What's the best way to this?

I have made a connection to the SFTP using pysftp library and am reading the Excel:

import pysftp
import pandas as pd

myHostname = "*****"
myUsername = "****"
myPassword = "***8"
cnopts =pysftp.CnOpts()
cnopts.hostkeys = None  

sftp=pysftp.Connection(host=myHostname, username=myUsername, 
password=myPassword,cnopts=cnopts)
print ("Connection succesfully stablished ... ")
sftp.chdir('test/test')
#sftp.pwd
a=[]
for i in sftp.listdir_attr():
    with sftp.open(i.filename) as f:
        df=pd.read_csv(f)

How should I proceed with the upload to DB and making those changes to the CSV permanent?


Solution

  • You have the download part done.

    For the upload part, see How to Transfer Pandas DataFrame to .csv on SFTP using Paramiko Library in Python? – While it's for Paramiko, pysftp Connection.open method behaves identically to Paramiko SFTPClient.open, so the code is the same (though, you should not use pysftp).

    Full code can be like:

    with sftp.open("/remote/path/data.csv", "r+", bufsize=32768) as f:
        # Download CSV contents from SFTP to memory
        df = pd.read_csv(f)
    
        # Modify as you need (just an example)
        df.at[0, 'Name'] = 'changed'
    
        # Upload the in-memory data back to SFTP
        f.seek(0)
        df.to_csv(f, index=False)
        # Truncate the remote file in case the new version of the contents is smaller
        f.truncate(f.tell())
    

    The above updates the same file.
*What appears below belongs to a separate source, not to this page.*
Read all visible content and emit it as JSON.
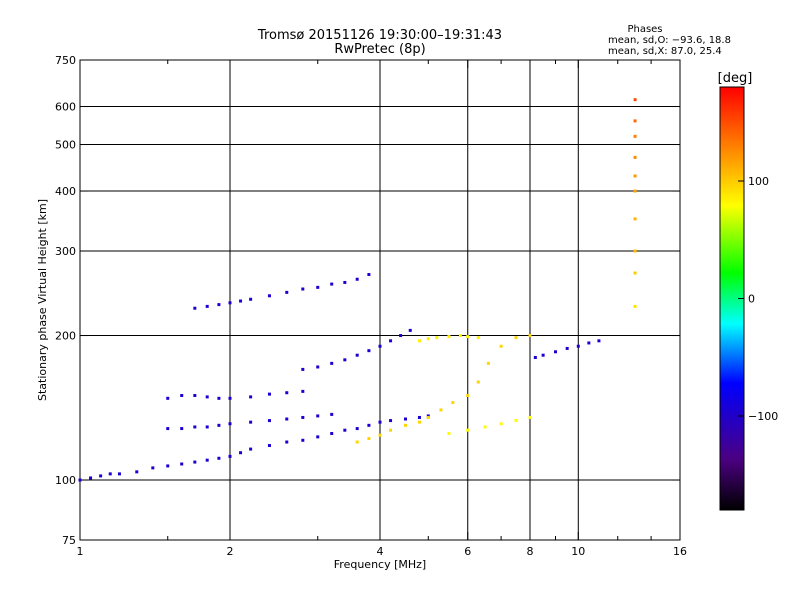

If you want to upload to a different file, use this:

    # Download CSV contents from SFTP to memory
    with sftp.open("/remote/path/source.csv", "r") as f:
        df = pd.read_csv(f)
    
    # Modify as you need (just an example)
    df.at[0, 'Name'] = 'changed'
    
    # Upload the in-memory data back to SFTP
    with sftp.open("/remote/path/target.csv", "w", bufsize=32768) as f:
        df.to_csv(f, index=False)
    

    For the purpose of bufsize, see:
    Writing to a file on SFTP server opened using Paramiko/pysftp "open" method is slow


    Obligatory warning: Do not set cnopts.hostkeys = None, unless you do not care about security. For the correct solution see Verify host key with pysftp.